Шрифт:
Интервал:
Закладка:
В первую ночь жена чуть не до утра простояла у двери чердака, упрашивая впустить ее. У меня сердце разрывалось от жалости, но, надеясь, что она в конце концов плюнет на меня и отступится, я оставался непреклонным. Уйдя домой, она написала мне слезное письмо, в котором писала, что когда шла домой, то не видела света, в одном месте пошла даже не по той дороге и опомнилась лишь тогда, когда эта дорога оборвалась у речки. Я верил, что все это не было вымыслом, но что я мог поделать, когда другая с не меньшим отчаянием, но более робко просила меня о том же!

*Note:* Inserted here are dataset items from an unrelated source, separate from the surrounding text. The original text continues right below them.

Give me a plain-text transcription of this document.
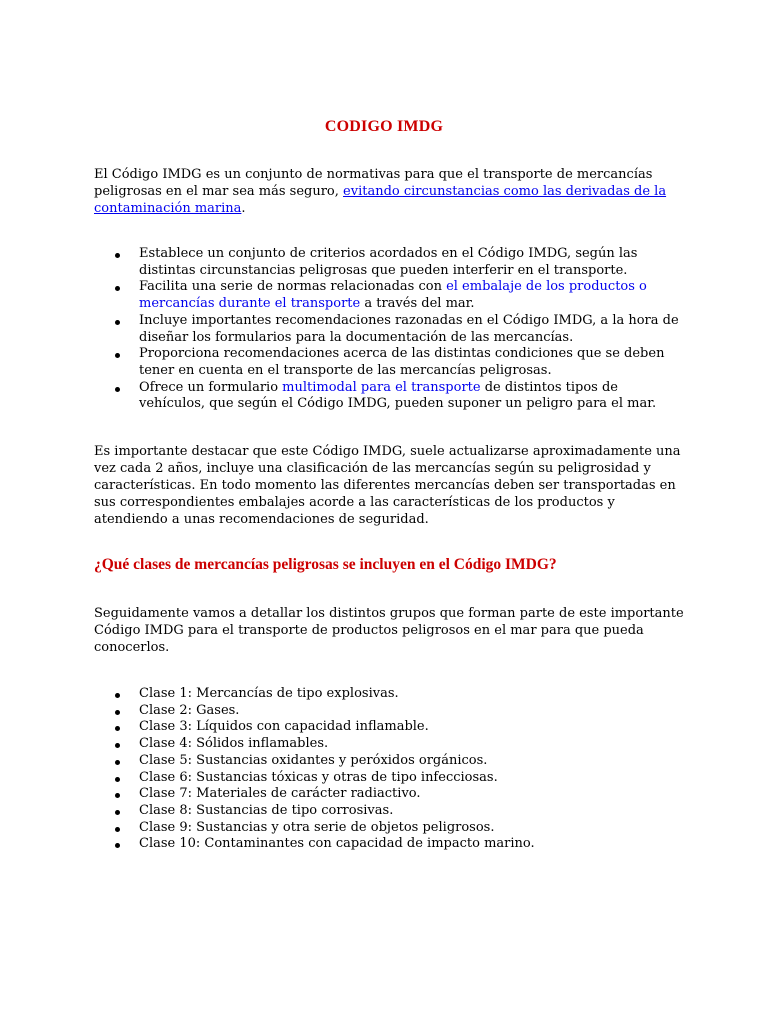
CODIGO IMDG

El Código IMDG es un conjunto de normativas para que el transporte de mercancías peligrosas en el mar sea más seguro, evitando circunstancias como las derivadas de la contaminación marina.

Establece un conjunto de criterios acordados en el Código IMDG, según las distintas circunstancias peligrosas que pueden interferir en el transporte.
Facilita una serie de normas relacionadas con el embalaje de los productos o mercancías durante el transporte a través del mar.
Incluye importantes recomendaciones razonadas en el Código IMDG, a la hora de diseñar los formularios para la documentación de las mercancías.
Proporciona recomendaciones acerca de las distintas condiciones que se deben tener en cuenta en el transporte de las mercancías peligrosas.
Ofrece un formulario multimodal para el transporte de distintos tipos de vehículos, que según el Código IMDG, pueden suponer un peligro para el mar.

Es importante destacar que este Código IMDG, suele actualizarse aproximadamente una vez cada 2 años, incluye una clasificación de las mercancías según su peligrosidad y características. En todo momento las diferentes mercancías deben ser transportadas en sus correspondientes embalajes acorde a las características de los productos y atendiendo a unas recomendaciones de seguridad.

¿Qué clases de mercancías peligrosas se incluyen en el Código IMDG?

Seguidamente vamos a detallar los distintos grupos que forman parte de este importante Código IMDG para el transporte de productos peligrosos en el mar para que pueda conocerlos.

Clase 1: Mercancías de tipo explosivas.
Clase 2: Gases.
Clase 3: Líquidos con capacidad inflamable.
Clase 4: Sólidos inflamables.
Clase 5: Sustancias oxidantes y peróxidos orgánicos.
Clase 6: Sustancias tóxicas y otras de tipo infecciosas.
Clase 7: Materiales de carácter radiactivo.
Clase 8: Sustancias de tipo corrosivas.
Clase 9: Sustancias y otra serie de objetos peligrosos.
Clase 10: Contaminantes con capacidad de impacto marino.
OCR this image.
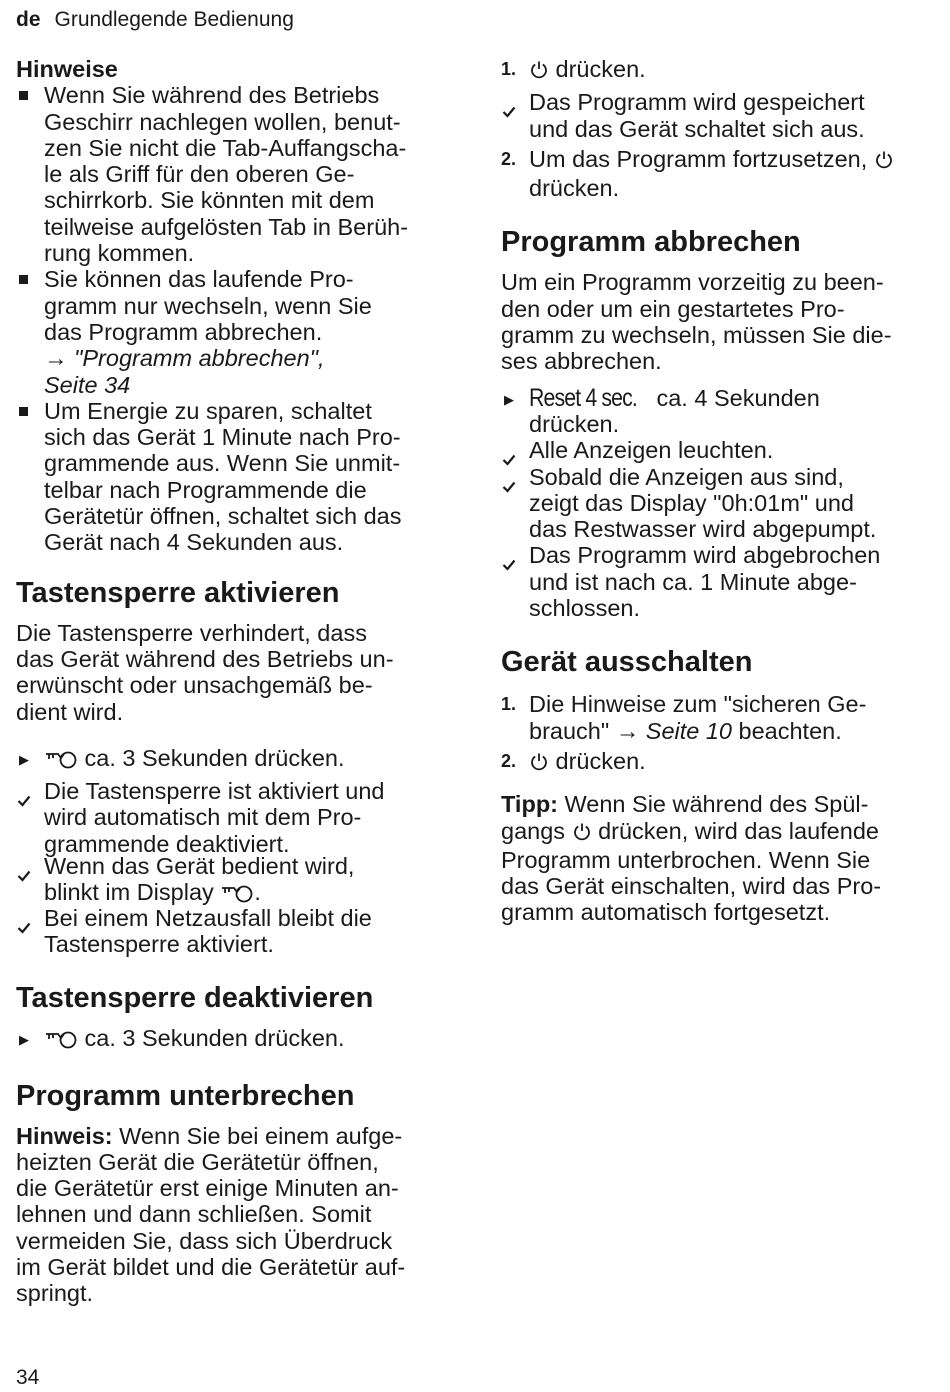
de Grundlegende Bedienung

Hinweise

Wenn Sie während des Betriebs
Geschirr nachlegen wollen, benut-
zen Sie nicht die Tab-Auffangscha-
le als Griff für den oberen Ge-
schirrkorb. Sie könnten mit dem
teilweise aufgelösten Tab in Berüh-
rung kommen.
Sie können das laufende Pro-
gramm nur wechseln, wenn Sie
das Programm abbrechen.
→ "Programm abbrechen",
Seite 34
Um Energie zu sparen, schaltet
sich das Gerät 1 Minute nach Pro-
grammende aus. Wenn Sie unmit-
telbar nach Programmende die
Gerätetür öffnen, schaltet sich das
Gerät nach 4 Sekunden aus.
Tastensperre aktivieren
Die Tastensperre verhindert, dass
das Gerät während des Betriebs un-
erwünscht oder unsachgemäß be-
dient wird.
▶	ca. 3 Sekunden drücken.
Die Tastensperre ist aktiviert und
wird automatisch mit dem Pro-
grammende deaktiviert.
Wenn das Gerät bedient wird,
blinkt im Display .
Bei einem Netzausfall bleibt die
Tastensperre aktiviert.
Tastensperre deaktivieren
▶	ca. 3 Sekunden drücken.
Programm unterbrechen
Hinweis: Wenn Sie bei einem aufge-
heizten Gerät die Gerätetür öffnen,
die Gerätetür erst einige Minuten an-
lehnen und dann schließen. Somit
vermeiden Sie, dass sich Überdruck
im Gerät bildet und die Gerätetür auf-
springt.
1.	drücken.
Das Programm wird gespeichert
und das Gerät schaltet sich aus.
2. Um das Programm fortzusetzen,
drücken.
Programm abbrechen
Um ein Programm vorzeitig zu been-
den oder um ein gestartetes Pro-
gramm zu wechseln, müssen Sie die-
ses abbrechen.
▶ Reset 4 sec. ca. 4 Sekunden
drücken.
Alle Anzeigen leuchten.
Sobald die Anzeigen aus sind,
zeigt das Display "0h:01m" und
das Restwasser wird abgepumpt.
Das Programm wird abgebrochen
und ist nach ca. 1 Minute abge-
schlossen.
Gerät ausschalten
1. Die Hinweise zum "sicheren Ge-
brauch" → Seite 10 beachten.
2.	drücken.
Tipp: Wenn Sie während des Spül-
gangs  drücken, wird das laufende
Programm unterbrochen. Wenn Sie
das Gerät einschalten, wird das Pro-
gramm automatisch fortgesetzt.
34
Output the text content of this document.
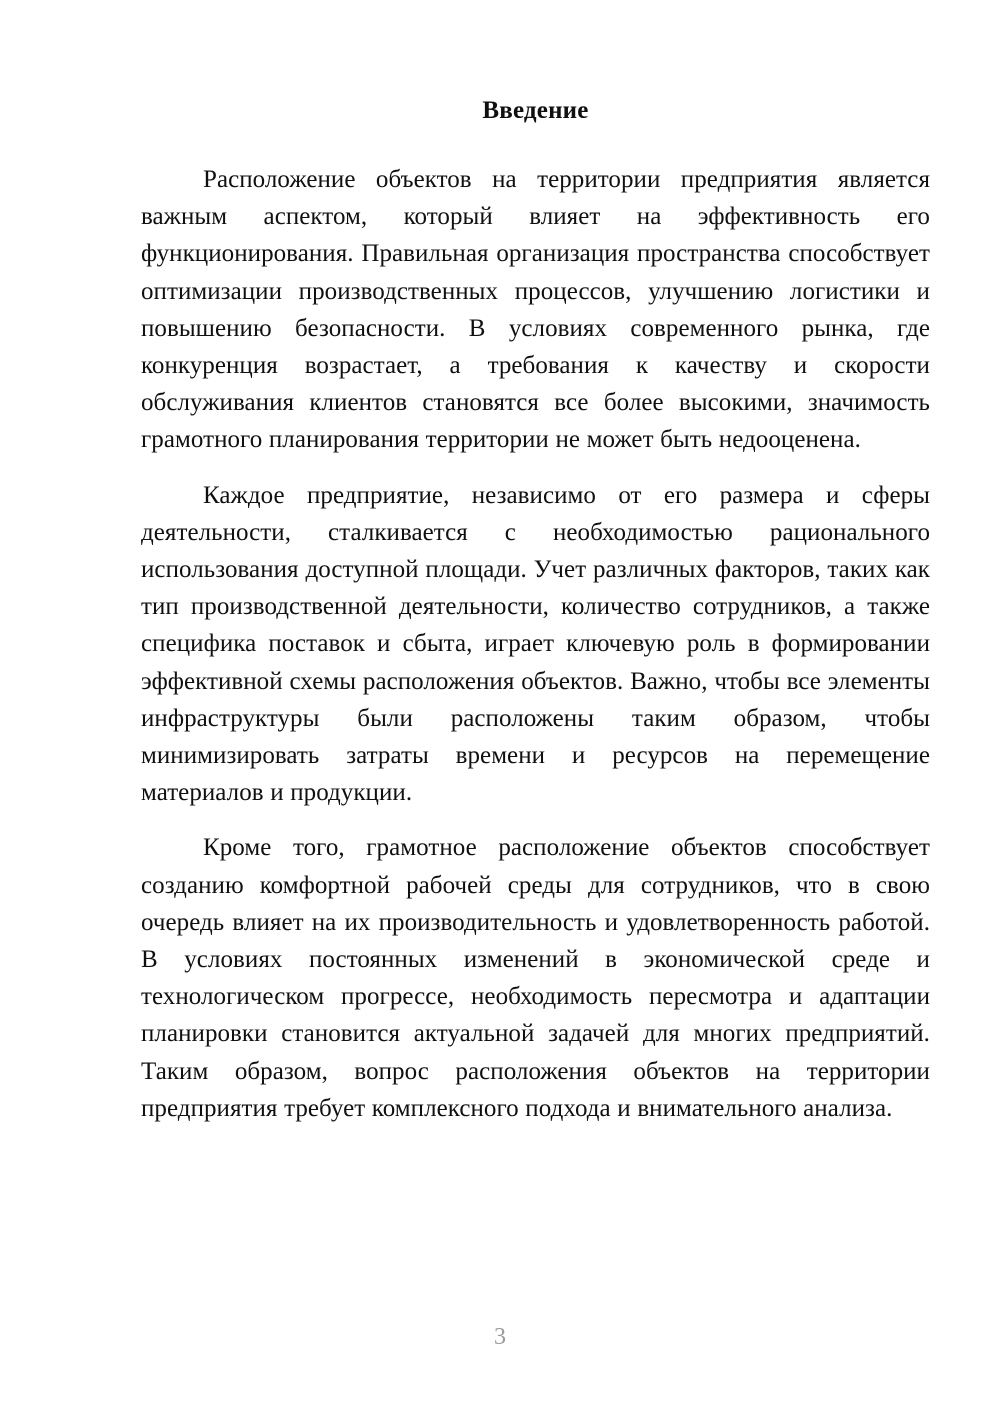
Введение

Расположение объектов на территории предприятия является важным аспектом, который влияет на эффективность его функционирования. Правильная организация пространства способствует оптимизации производственных процессов, улучшению логистики и повышению безопасности. В условиях современного рынка, где конкуренция возрастает, а требования к качеству и скорости обслуживания клиентов становятся все более высокими, значимость грамотного планирования территории не может быть недооценена.

Каждое предприятие, независимо от его размера и сферы деятельности, сталкивается с необходимостью рационального использования доступной площади. Учет различных факторов, таких как тип производственной деятельности, количество сотрудников, а также специфика поставок и сбыта, играет ключевую роль в формировании эффективной схемы расположения объектов. Важно, чтобы все элементы инфраструктуры были расположены таким образом, чтобы минимизировать затраты времени и ресурсов на перемещение материалов и продукции.

Кроме того, грамотное расположение объектов способствует созданию комфортной рабочей среды для сотрудников, что в свою очередь влияет на их производительность и удовлетворенность работой. В условиях постоянных изменений в экономической среде и технологическом прогрессе, необходимость пересмотра и адаптации планировки становится актуальной задачей для многих предприятий. Таким образом, вопрос расположения объектов на территории предприятия требует комплексного подхода и внимательного анализа.

3
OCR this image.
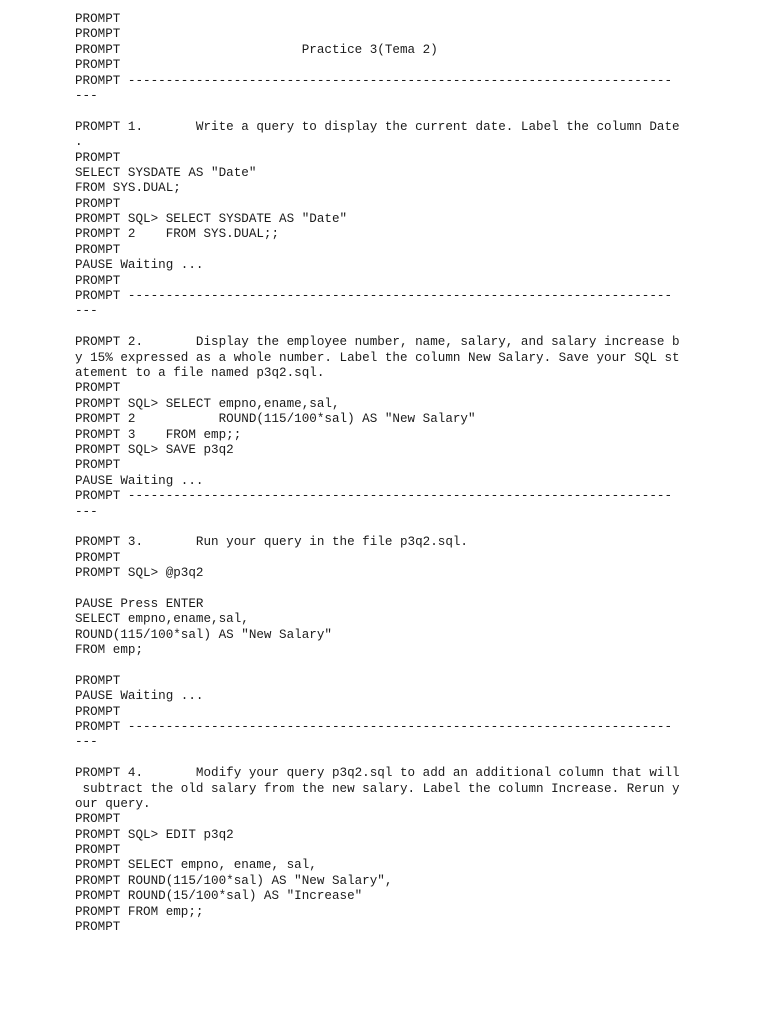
PROMPT
PROMPT
PROMPT                        Practice 3(Tema 2)
PROMPT
PROMPT ------------------------------------------------------------------------
---
PROMPT 1.       Write a query to display the current date. Label the column Date
.
PROMPT
SELECT SYSDATE AS "Date"
FROM SYS.DUAL;
PROMPT
PROMPT SQL> SELECT SYSDATE AS "Date"
PROMPT 2    FROM SYS.DUAL;;
PROMPT
PAUSE Waiting ...
PROMPT
PROMPT ------------------------------------------------------------------------
---
PROMPT 2.       Display the employee number, name, salary, and salary increase b
y 15% expressed as a whole number. Label the column New Salary. Save your SQL st
atement to a file named p3q2.sql.
PROMPT
PROMPT SQL> SELECT empno,ename,sal,
PROMPT 2           ROUND(115/100*sal) AS "New Salary"
PROMPT 3    FROM emp;;
PROMPT SQL> SAVE p3q2
PROMPT
PAUSE Waiting ...
PROMPT ------------------------------------------------------------------------
---
PROMPT 3.       Run your query in the file p3q2.sql.
PROMPT
PROMPT SQL> @p3q2
PAUSE Press ENTER
SELECT empno,ename,sal,
ROUND(115/100*sal) AS "New Salary"
FROM emp;
PROMPT
PAUSE Waiting ...
PROMPT
PROMPT ------------------------------------------------------------------------
---
PROMPT 4.       Modify your query p3q2.sql to add an additional column that will
subtract the old salary from the new salary. Label the column Increase. Rerun y
our query.
PROMPT
PROMPT SQL> EDIT p3q2
PROMPT
PROMPT SELECT empno, ename, sal,
PROMPT ROUND(115/100*sal) AS "New Salary",
PROMPT ROUND(15/100*sal) AS "Increase"
PROMPT FROM emp;;
PROMPT
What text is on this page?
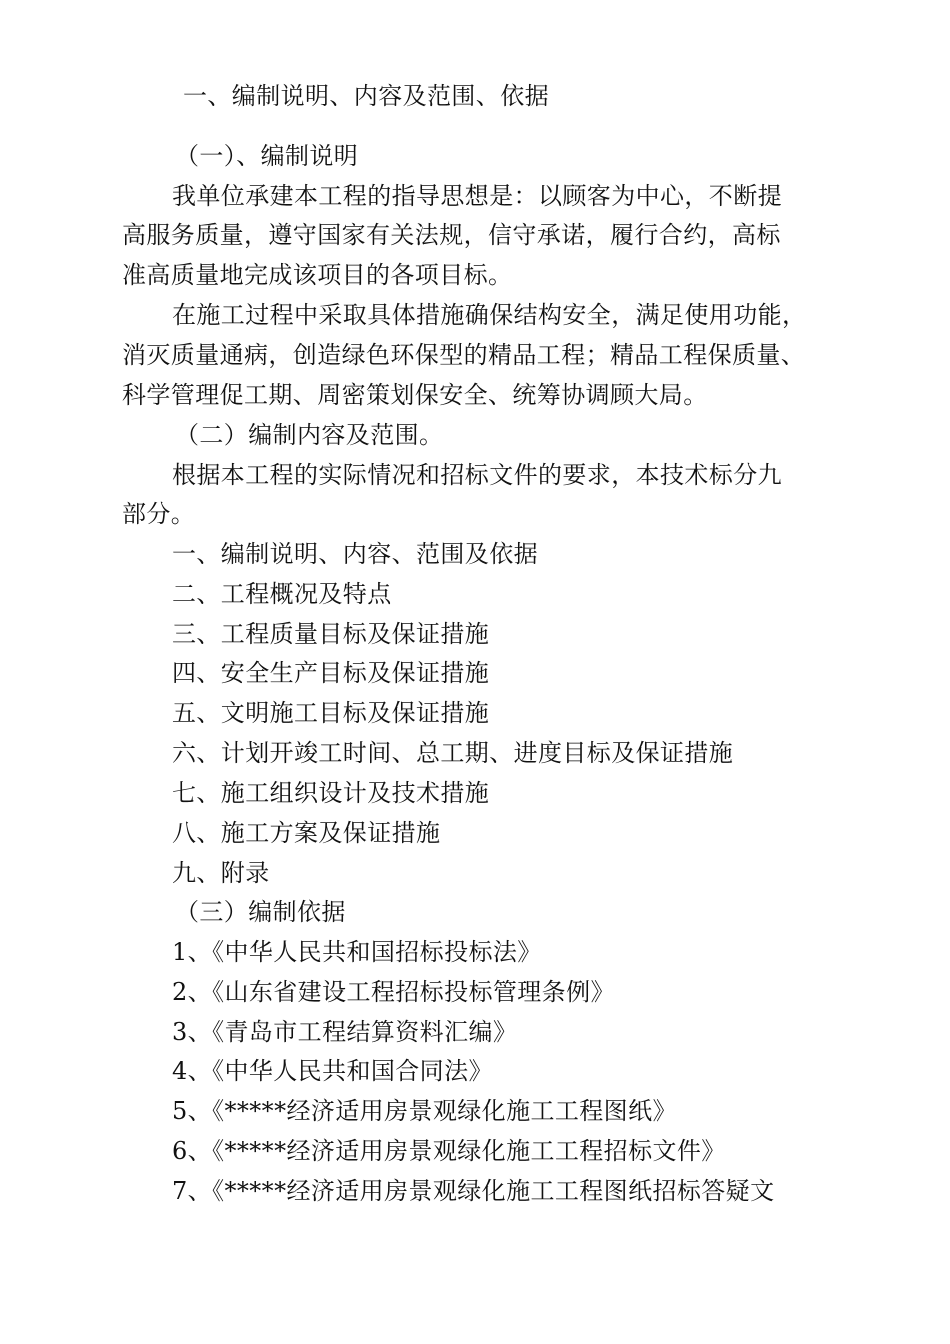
一、编制说明、内容及范围、依据
（一）、编制说明
我单位承建本工程的指导思想是：以顾客为中心，不断提
高服务质量，遵守国家有关法规，信守承诺，履行合约，高标
准高质量地完成该项目的各项目标。
在施工过程中采取具体措施确保结构安全，满足使用功能，
消灭质量通病，创造绿色环保型的精品工程；精品工程保质量、
科学管理促工期、周密策划保安全、统筹协调顾大局。
（二）编制内容及范围。
根据本工程的实际情况和招标文件的要求，本技术标分九
部分。
一、编制说明、内容、范围及依据
二、工程概况及特点
三、工程质量目标及保证措施
四、安全生产目标及保证措施
五、文明施工目标及保证措施
六、计划开竣工时间、总工期、进度目标及保证措施
七、施工组织设计及技术措施
八、施工方案及保证措施
九、附录
（三）编制依据
1、《中华人民共和国招标投标法》
2、《山东省建设工程招标投标管理条例》
3、《青岛市工程结算资料汇编》
4、《中华人民共和国合同法》
5、《*****经济适用房景观绿化施工工程图纸》
6、《*****经济适用房景观绿化施工工程招标文件》
7、《*****经济适用房景观绿化施工工程图纸招标答疑文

Я знал, что с какой бы я ни сошелся, для другой это будет тяжелым ударом, искал и не находил выхода из этого заколдованного круга. Как-то я подумал, что, наверное, каждая из них предпочла бы мою смерть сближению с другой, и что, следовательно, единственное, что я могу сделать, чтобы не обидеть обеих — это умереть. Для этой цели я достал кокаин. Но покончить с собой у меня не хватило решимости: как ни тяжела жизнь, но мне она казалась лучше смерти. Кроме того, думал я, останутся два моих малолетних сына, которые без меня, может быть, попадут в тяжелое положение, тогда как оставаясь жить, я могу быть им полезен. Так, поносившись недели три с кокаином, я его выбросил, решив, что лучше уж уехать куда-нибудь подальше и оказывать той и другой помощь, посылая деньги. Но сделать это мешала партийная дисциплина: райком не давал разрешения уезжать из района. Секретарь райкома Смердов, как я потом узнал, не только меня преследовал своими придирками. Судья, например, не однажды, уйдя от него, дома не выдерживал, плакал. Но никто не смел протестовать вслух, все переносили молча. Как будто боялись рассердить зверя и поэтому старались делать поменьше движений, чтобы остаться незаметными, не обратить на себя его внимание. Ведь он был облечен доверием губернских органов и властью, при желании мог загубить любого, кого своим звериным нутром возненавидел бы. Это было бы для него нетрудно, потому что члены бюро, лакействовавшие перед ним, проштамповали бы любое его решение. Я хорошо знал, что они были на это способны: пока я не был в опале у секретаря, они держались со мной, как близкие товарищи, а как только заметили, что я навлек на себя его немилость, отвернулись и даже по делу стали крайне скупы на слова.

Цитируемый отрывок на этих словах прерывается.